Currently, most women whose breast cancer is found early are strongly encouraged to consider having four to six months of chemotherapy. Randomized trials have shown that this treatment improves women’s chances of survival—but the benefit comes at the cost of short-term misery, and possible long-term ill effects. Given chemotherapy’s downside, it is important to use it only when it is most likely to help. Randomized trials have been useful in identifying which sub-groups of women seem to benefit the most from chemotherapy, such as women under 50 or women with rapidly growing tumors. It is much harder to know whether an individual woman is likely to benefit from chemotherapy or not.
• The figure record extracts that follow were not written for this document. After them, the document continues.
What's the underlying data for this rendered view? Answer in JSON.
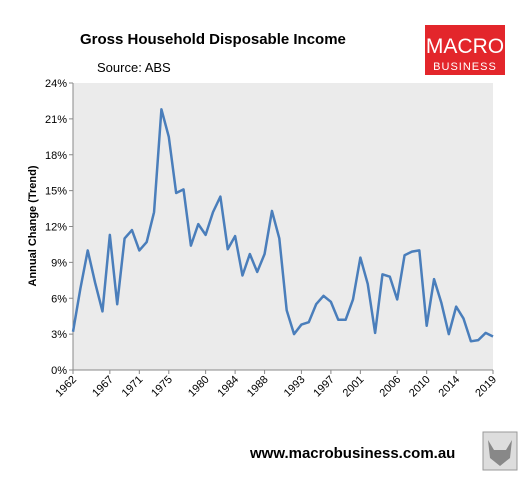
{
  "chart_data": {
    "type": "line",
    "title": "Gross Household Disposable Income",
    "subtitle": "Source: ABS",
    "y_label": "Annual Change (Trend)",
    "logo": {
      "top": "MACRO",
      "bottom": "BUSINESS"
    },
    "footer": "www.macrobusiness.com.au",
    "color": "#4a7ebb",
    "grid": false,
    "x": [
      1962,
      1963,
      1964,
      1965,
      1966,
      1967,
      1968,
      1969,
      1970,
      1971,
      1972,
      1973,
      1974,
      1975,
      1976,
      1977,
      1978,
      1979,
      1980,
      1981,
      1982,
      1983,
      1984,
      1985,
      1986,
      1987,
      1988,
      1989,
      1990,
      1991,
      1992,
      1993,
      1994,
      1995,
      1996,
      1997,
      1998,
      1999,
      2000,
      2001,
      2002,
      2003,
      2004,
      2005,
      2006,
      2007,
      2008,
      2009,
      2010,
      2011,
      2012,
      2013,
      2014,
      2015,
      2016,
      2017,
      2018,
      2019
    ],
    "values": [
      3.2,
      6.8,
      10.0,
      7.3,
      4.9,
      11.3,
      5.5,
      11.0,
      11.7,
      10.0,
      10.7,
      13.2,
      21.8,
      19.5,
      14.8,
      15.1,
      10.4,
      12.2,
      11.3,
      13.2,
      14.5,
      10.1,
      11.2,
      7.9,
      9.7,
      8.2,
      9.7,
      13.3,
      11.0,
      5.0,
      3.0,
      3.8,
      4.0,
      5.5,
      6.2,
      5.7,
      4.2,
      4.2,
      5.9,
      9.4,
      7.2,
      3.1,
      8.0,
      7.8,
      5.9,
      9.6,
      9.9,
      10.0,
      3.7,
      7.6,
      5.6,
      3.0,
      5.3,
      4.3,
      2.4,
      2.5,
      3.1,
      2.8
    ],
    "xlim": [
      1962,
      2019
    ],
    "xticks": [
      1962,
      1967,
      1971,
      1975,
      1980,
      1984,
      1988,
      1993,
      1997,
      2001,
      2006,
      2010,
      2014,
      2019
    ],
    "ylim": [
      0,
      24
    ],
    "yticks": [
      {
        "value": 0,
        "label": "0%"
      },
      {
        "value": 3,
        "label": "3%"
      },
      {
        "value": 6,
        "label": "6%"
      },
      {
        "value": 9,
        "label": "9%"
      },
      {
        "value": 12,
        "label": "12%"
      },
      {
        "value": 15,
        "label": "15%"
      },
      {
        "value": 18,
        "label": "18%"
      },
      {
        "value": 21,
        "label": "21%"
      },
      {
        "value": 24,
        "label": "24%"
      }
    ]
  }
}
In Europe, women with early breast cancer typically do not use chemotherapy, but the treatment is very common in the U.S., which tends to have a more aggressive approach to treating cancer. Long-term survival after treatment for early breast cancer ranges from 70 to over 90 percent; chemotherapy improves these odds by anywhere from 2 to 20 percent. These statistics mean that, overall, most women with early breast cancer who are given chemotherapy didn’t need it. But the unanswerable question, at least so far, is which women don’t need chemotherapy and which will benefit from it. Current tests used to predict the recurrence of breast cancer (such as flow cytometry and hormone receptor status) help determine which women will benefit from chemo to some extent, but still leave patients and doctors with much uncertainty. A better test could be very useful, reassuring many women that there is a low risk that their tumors will recur and that they can safely be treated without chemo.
Several research groups and companies are actively investigating different approaches to predicting breast cancer recurrence through various types of tests. The results of one of these tests, called ‘Oncotype DX’, were presented at the annual meeting of breast cancer specialists in 2004, generating press coverage and lots of questions from patients. Oncotype DX tests for certain genes within an individual tumor and uses the results to predict the likelihood of breast cancer recurrence. Based on retrospective studies of women whose cancer was treated many years ago, the Oncotype DX test is useful. A study to this effect was published in a leading medical journal after being reviewed by scientists without connections to the company that owns Oncotype DX. Based on this work, the company has made the test available commercially. (Due to the way in which the test is conducted, FDA approval isn’t necessary.) The positive results found in the retrospective study have not, however, been replicated in a prospective study--which is typically required to establish that a test can predict the future course of a disease. The National Cancer Institute is planning to conduct a prospective study, and the Network encourages patients to consider volunteering for this research. The bottom line is that the problem of over-treating early breast cancer is real – and we’re going to have to wait a while longer to find out if benefit from new tests is equally real.
Cindy Pearson is the Executive Director of the NWHN.